Interest in text-to-image technology went viral back in June, after Craiyon, a less-advanced, third-party version of OpenAI's model (formerly called Dall-E Mini), exploded on social media, with thousands of people posting their creations online. Images such as a chicken nugget smoking a cigarette in the rain, or Darth Vader competing on the cooking show Chopped (both below) became widely shared as people fed the model their most ridiculous prompts to find the limits of the technology.

 inline image

The value of text-to-image as a neat toy is immediately apparent, but what about the potential business applications? An OpenAI spokesperson told Inc. that the researchers behind Dall-E are still discovering how people want to use it, but that they see the program as being "a useful creative tool for artists, architects, product designers, and magazine cover designers." 

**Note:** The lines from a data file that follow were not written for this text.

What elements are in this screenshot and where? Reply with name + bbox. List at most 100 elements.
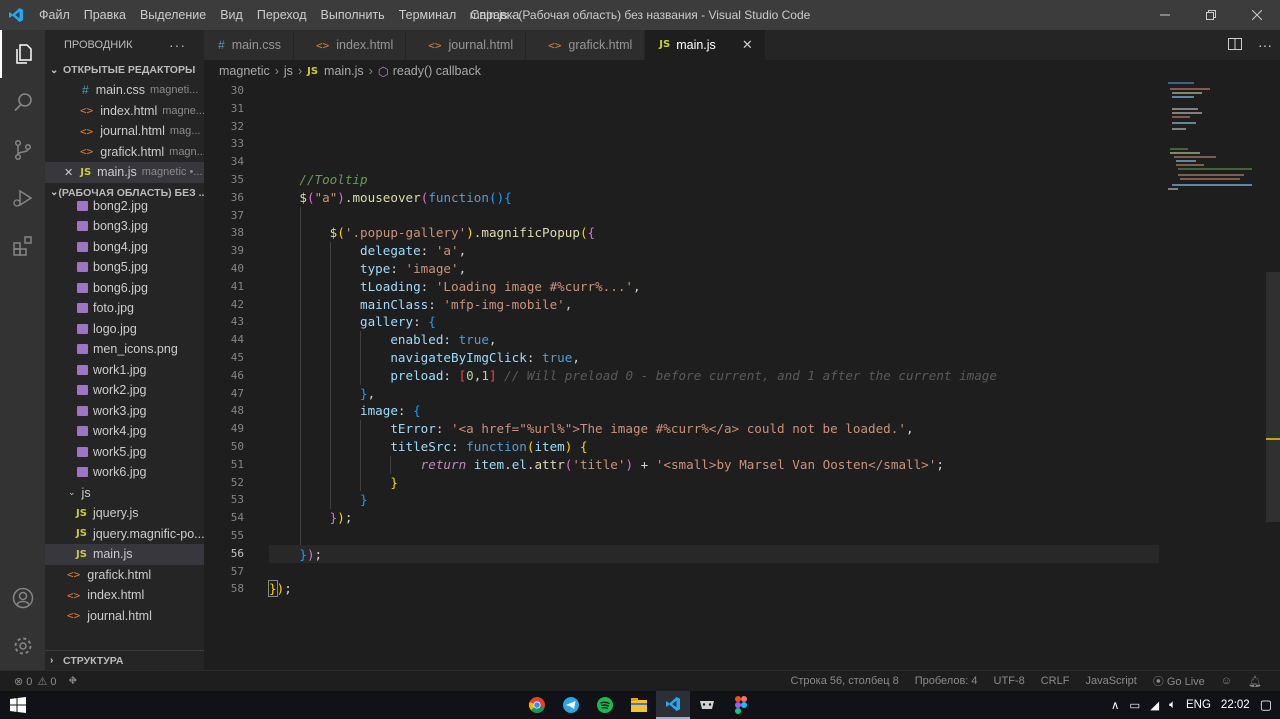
open-editor-item[interactable]: <> journal.html mag...	[45, 121, 204, 142]
clock[interactable]: 22:02	[1221, 699, 1250, 711]
problems-indicator[interactable]: ⊗ 0 ⚠ 0	[14, 675, 57, 688]
cursor-position[interactable]: Строка 56, столбец 8	[790, 675, 898, 687]
close-window-button[interactable]	[1234, 0, 1280, 30]
figma-icon[interactable]	[724, 691, 758, 719]
wifi-icon[interactable]: ◢	[1150, 698, 1159, 712]
js-file-icon: JS	[76, 507, 87, 519]
notifications-bell-icon[interactable]: 🔔︎	[1248, 675, 1262, 688]
file-item-active[interactable]: JS main.js	[45, 544, 204, 565]
line-number: 34	[230, 155, 244, 169]
open-editor-item[interactable]: <> grafick.html magn...	[45, 142, 204, 163]
go-live-button[interactable]: ⦿ Go Live	[1153, 673, 1205, 689]
menu-terminal[interactable]: Терминал	[392, 0, 464, 30]
more-actions-icon[interactable]: ···	[1250, 37, 1280, 53]
file-item[interactable]: work6.jpg	[45, 462, 204, 483]
breadcrumb-folder[interactable]: js	[284, 64, 293, 78]
source-control-icon[interactable]	[0, 126, 45, 174]
file-item[interactable]: work2.jpg	[45, 380, 204, 401]
settings-gear-icon[interactable]	[0, 622, 45, 670]
telegram-icon[interactable]	[554, 691, 588, 719]
indentation[interactable]: Пробелов: 4	[915, 675, 978, 687]
breadcrumb-folder[interactable]: magnetic	[219, 64, 270, 78]
outline-header[interactable]: › СТРУКТУРА	[45, 650, 204, 670]
file-item[interactable]: bong4.jpg	[45, 237, 204, 258]
js-file-icon: JS	[76, 528, 87, 540]
file-item[interactable]: foto.jpg	[45, 298, 204, 319]
file-item[interactable]: logo.jpg	[45, 319, 204, 340]
battery-icon[interactable]: ▭	[1129, 698, 1140, 712]
live-share-icon[interactable]: ⛖	[69, 675, 78, 688]
close-icon[interactable]: ✕	[64, 166, 73, 179]
html-file-icon: <>	[80, 124, 94, 138]
tab-main-css[interactable]: # main.css	[204, 30, 295, 60]
minimize-button[interactable]	[1142, 0, 1188, 30]
windows-start-icon[interactable]	[0, 691, 36, 719]
file-item[interactable]: <> grafick.html	[45, 565, 204, 586]
explorer-icon[interactable]	[0, 30, 45, 78]
close-tab-icon[interactable]: ✕	[742, 37, 753, 53]
encoding[interactable]: UTF-8	[994, 675, 1025, 687]
menu-go[interactable]: Переход	[250, 0, 314, 30]
scrollbar-cursor-marker	[1266, 438, 1280, 440]
menu-file[interactable]: Файл	[32, 0, 77, 30]
file-item[interactable]: bong5.jpg	[45, 257, 204, 278]
menu-run[interactable]: Выполнить	[314, 0, 392, 30]
file-item[interactable]: bong2.jpg	[45, 196, 204, 217]
file-item[interactable]: men_icons.png	[45, 339, 204, 360]
tab-grafick-html[interactable]: <> grafick.html	[526, 30, 646, 60]
image-file-icon	[77, 323, 88, 334]
open-editor-item[interactable]: <> index.html magne...	[45, 101, 204, 122]
split-editor-icon[interactable]	[1220, 37, 1250, 54]
file-item[interactable]: <> index.html	[45, 585, 204, 606]
open-editor-item-active[interactable]: ✕ JS main.js magnetic •...	[45, 162, 204, 183]
spotify-icon[interactable]	[588, 691, 622, 719]
language-mode[interactable]: JavaScript	[1085, 675, 1136, 687]
language-indicator[interactable]: ENG	[1186, 699, 1211, 711]
minimap[interactable]	[1166, 82, 1266, 202]
file-item[interactable]: JS jquery.js	[45, 503, 204, 524]
code-editor[interactable]: 30 31 32 33 34 35 36 37 38 39 40 41 42 43 44 45 46 47 48 49…	[204, 82, 1280, 670]
file-explorer-icon[interactable]	[622, 691, 656, 719]
chrome-icon[interactable]	[520, 691, 554, 719]
breadcrumb-file[interactable]: main.js	[324, 64, 364, 78]
account-icon[interactable]	[0, 574, 45, 622]
menu-edit[interactable]: Правка	[77, 0, 133, 30]
folder-item-js[interactable]: ⌄ js	[45, 483, 204, 504]
file-item[interactable]: JS jquery.magnific-po...	[45, 524, 204, 545]
file-item[interactable]: <> journal.html	[45, 606, 204, 627]
tab-main-js[interactable]: JS main.js ✕	[645, 30, 766, 60]
gamepad-app-icon[interactable]	[690, 691, 724, 719]
line-ending[interactable]: CRLF	[1041, 675, 1070, 687]
line-number: 56	[230, 546, 244, 560]
open-editor-item[interactable]: # main.css magneti...	[45, 80, 204, 101]
feedback-icon[interactable]: ☺	[1221, 675, 1232, 687]
code-line: }	[269, 473, 1159, 492]
more-actions-icon[interactable]: ···	[169, 37, 186, 53]
file-item[interactable]: work1.jpg	[45, 360, 204, 381]
menu-view[interactable]: Вид	[213, 0, 250, 30]
extensions-icon[interactable]	[0, 222, 45, 270]
file-item[interactable]: bong6.jpg	[45, 278, 204, 299]
tray-chevron-up-icon[interactable]: ∧	[1111, 698, 1119, 712]
status-bar: ⊗ 0 ⚠ 0 ⛖ Строка 56, столбец 8 Пробелов:…	[0, 670, 1280, 691]
vscode-taskbar-icon[interactable]	[656, 691, 690, 719]
file-item[interactable]: work3.jpg	[45, 401, 204, 422]
tab-journal-html[interactable]: <> journal.html	[406, 30, 527, 60]
notification-center-icon[interactable]: ▢	[1260, 697, 1272, 713]
volume-icon[interactable]: 🔈︎	[1169, 699, 1176, 712]
file-item[interactable]: work5.jpg	[45, 442, 204, 463]
search-icon[interactable]	[0, 78, 45, 126]
run-debug-icon[interactable]	[0, 174, 45, 222]
code-content[interactable]: //Tooltip $("a").mouseover(function(){ $…	[268, 82, 1159, 598]
image-file-icon	[77, 262, 88, 273]
menu-selection[interactable]: Выделение	[133, 0, 213, 30]
breadcrumb-symbol[interactable]: ready() callback	[393, 64, 481, 78]
open-editors-header[interactable]: ⌄ ОТКРЫТЫЕ РЕДАКТОРЫ	[45, 60, 204, 80]
file-item[interactable]: work4.jpg	[45, 421, 204, 442]
tab-index-html[interactable]: <> index.html	[294, 30, 407, 60]
menu-help[interactable]: Справка	[463, 0, 526, 30]
file-item[interactable]: bong3.jpg	[45, 216, 204, 237]
maximize-button[interactable]	[1188, 0, 1234, 30]
vertical-scrollbar[interactable]	[1266, 272, 1280, 522]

Another potential use for the technology offered by OpenAI is in video games and interactive experiences, like the metaverse. According to the company's spokesperson, text-to-image tech could be used by game designers and developers as a tool to "inspire designs for AR avatars or experiences."

The purpose of text-to-image tech isn't to replace artists and graphic designers, according to OpenAI, but rather to assist them in their jobs while also granting the ability to create original images to anyone with an imagination. In a blog post published in June 2022, Google software engineer Yonghui Wu and research scientist David Fleet wrote that Google's text-to-image models, known as Imagen and Parti, will "bring user experiences based on these models to the world in a safe, responsible way that will inspire creativity."

To assist artists, Dall-E 2 has a function called Inpainting, which allows users to highlight part of an image they'd like to change. An interior designer could use the tool to remove a throw pillow from a picture of a living room by simply highlighting the pillow and typing in "plain couch." 

Another possibility for monetizing the tech is creating NFTs, though OpenAI says that it is taking time to understand the capabilities and limits of its models in creating digital tokens before making any official steps in that direction. A key question: Who actually owns an NFT created by a text prompt? OpenAI currently owns all images produced using the program, but the company says it will revisit the decision after the program's official launch. 

One of the main risks of artificially generated images is that they can easily be used to foster disinformation or to create deepfake images, so providing ways to easily verify whether an image is legitimate or artificial will be incredibly important to the success of the tech. For now, each image generated by Dall-E 2 displays a small series of colored boxes in the lower right-hand corner, a kind of signature, according to OpenAI. 

The company is quick to point out that text-to-image technology isn't perfect yet, and that's by design. Dall-E 2 has barriers in place to prevent photorealistic depictions of real peoples' faces, and the program has very little ability to depict violent or hateful imagery because researchers removed such explicit content from its training data. 

For budding entrepreneurs with big imaginations and little artistic ability, though, the tech could serve as both a source of inspiration and a practical solution for an image-obsessed world.